The other important face in this feature is Bolo Yeung, and what a face! When I’m talking about movies and I say “OH, WHAT A FACE!” please know that I’m being complimentary. This isn’t a Frankenstein’s monster situation, just a memorable mug that I love seeing in movies. He’s a big-bodied bruiser previously seen breakin’ backs in Enter The Dragon. His character’s name there is also Bolo, but here he is Chong Li, the ultimate bully. He’s the perfect counter to Van Damme’s boy scout persona. Always taunting, always flexing, always performing the fatality after every match, no matter how much the audience gets sick of it. He relishes being evil, and he’ll do stuff like wear your best bud’s bloodied bandana around his leg as a trophy, or throw pocket sand in your face. Just a total jerk.
So this movie has memorable names and faces of the genre — but another, perhaps understated quality — is the visual presentation. It adorns itself in sports drama aesthetics and reconfigures them into action movie tropes, similar to some of the Rocky sequels. Training sequences between these genres contain a lot of overlap, and it’s fun to watch them and feel like overcoming a Chong Li or Ivan Drago is a matter of chasing chickens, climbing mountains, or in this case — serving tea while blindfolded. The action takes place in front of cheering crowds, under spotlights and cameras.
One thing I’d forgotten about is how good the location shooting is. A foot chase takes us through Hong Kong street markets, Van Damme does the splits over a city skyline (the actual height of cinema), and the tournament itself is sequestered inside the famous Walled City of Kowloon. Locations like this have inspired many dystopian works of fiction in visual media, with its densely populated housing complex creating a hidden world within walls.
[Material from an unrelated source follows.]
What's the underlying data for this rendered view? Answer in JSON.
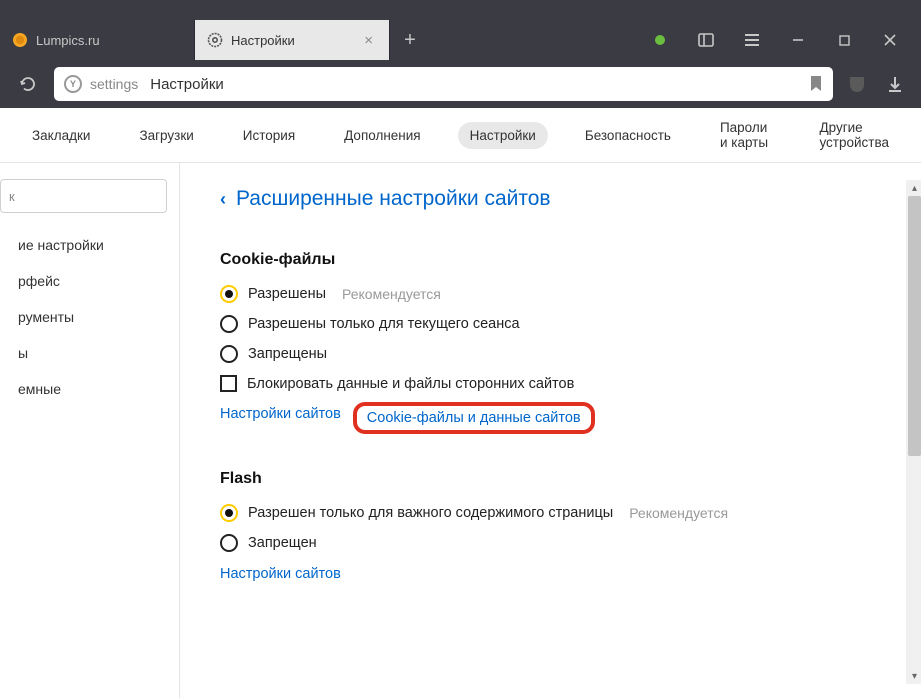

It was demolished a mere five years after Bloodsport’s release, reminding me that film isn’t just about telling stories, but preserving historical and cultural artifacts — all while stirring the imagination of what has been and what will be.
That kind of gets to the core of what makes this movie so appealing to me. It’s got that time capsule quality that every media format has been trying to ape for the past 10 years. Synthwave music is back, but it can’t touch the score of Bloodsport. Far Cry: Blood Dragon was a hoot, but it couldn’t conjure the sincerity of Frank’s promise to honor his teacher. Kung Fury was nonstop spectacle, but without a single image as amazingly real as Bolo Yeung’s killer facial expressions or Van Damme being pulled like a Stretch Armstrong doll as part of his training.
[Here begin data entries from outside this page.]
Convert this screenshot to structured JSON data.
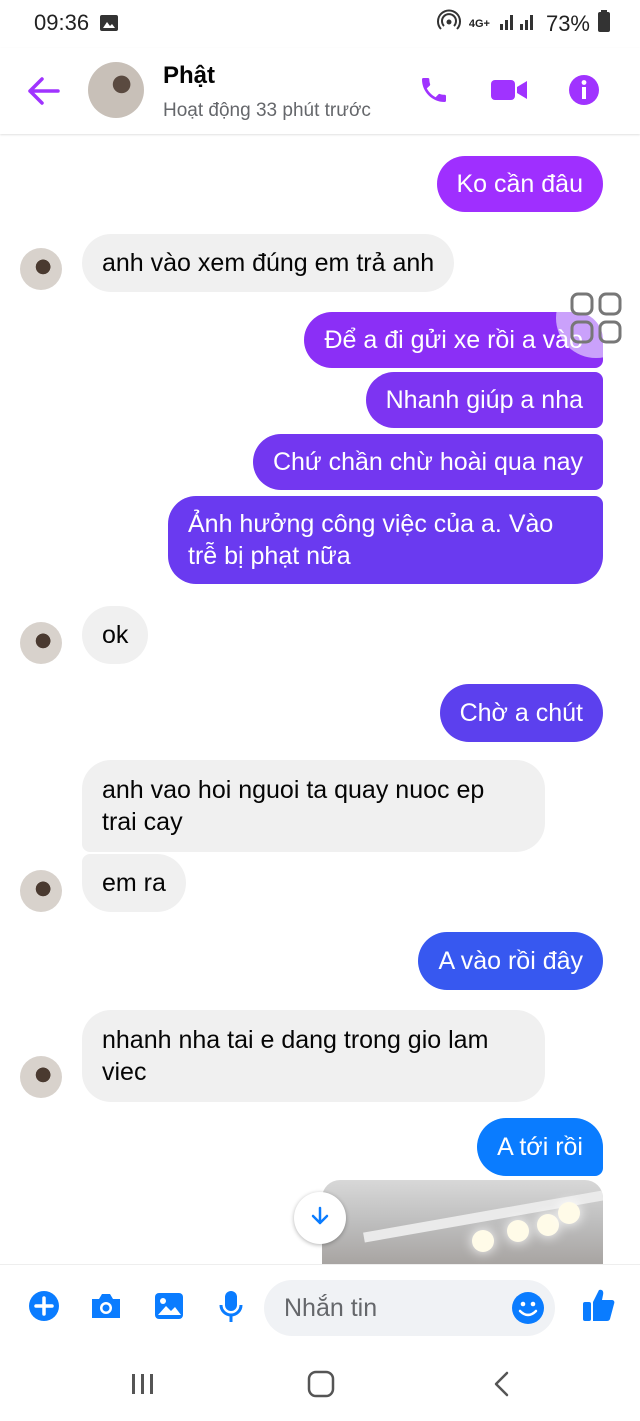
{
  "status_bar": {
    "time": "09:36",
    "network": "4G+",
    "battery": "73%"
  },
  "header": {
    "contact_name": "Phật",
    "activity": "Hoạt động 33 phút trước"
  },
  "messages": [
    {
      "dir": "out",
      "text": "Ko cần đâu"
    },
    {
      "dir": "in",
      "text": "anh vào xem đúng em trả anh"
    },
    {
      "dir": "out",
      "text": "Để a đi gửi xe rồi a vào"
    },
    {
      "dir": "out",
      "text": "Nhanh giúp a nha"
    },
    {
      "dir": "out",
      "text": "Chứ chần chừ hoài qua nay"
    },
    {
      "dir": "out",
      "text": "Ảnh hưởng công việc của a. Vào trễ bị phạt nữa"
    },
    {
      "dir": "in",
      "text": "ok"
    },
    {
      "dir": "out",
      "text": "Chờ a chút"
    },
    {
      "dir": "in",
      "text": "anh vao hoi nguoi ta quay nuoc ep trai cay"
    },
    {
      "dir": "in",
      "text": "em ra"
    },
    {
      "dir": "out",
      "text": "A vào rồi đây"
    },
    {
      "dir": "in",
      "text": "nhanh nha tai e dang trong gio lam viec"
    },
    {
      "dir": "out",
      "text": "A tới rồi"
    }
  ],
  "composer": {
    "placeholder": "Nhắn tin"
  },
  "colors": {
    "accent": "#a033ff",
    "incoming_bg": "#f0f0f0",
    "blue": "#0a7cff"
  }
}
It’s strange because Bloodsport (and most Van Damme films for that matter) doesn’t really have dynamic fight scenes or stunt work compared to most heavy hitters of the genre. Its currency is mostly static shots, sometimes in slow motion, of glistening muscular bodies and grimacing faces — often overacting to my delight. And I dig it. Every shot looks like it could be featured on the poster. Almost every scene gives an authentic taste of what modern remixes of pop culture are clumsily trying to deliver — the good, the bad, and the silly of it. There are more spectacular tournaments (shoutouts to Undisputed III), more iconic examples of martial arts mastery, and maybe better acted scenes than a young Frank Dux making deals. This still hits all the right notes for me. The master-apprentice relationship. The training montage. The super secret tournament that Forrest Whitaker can’t get tickets for. The big bully looming over self-doubt. The Dim Mak!
The ultimate game, and my forty-second most essential action film.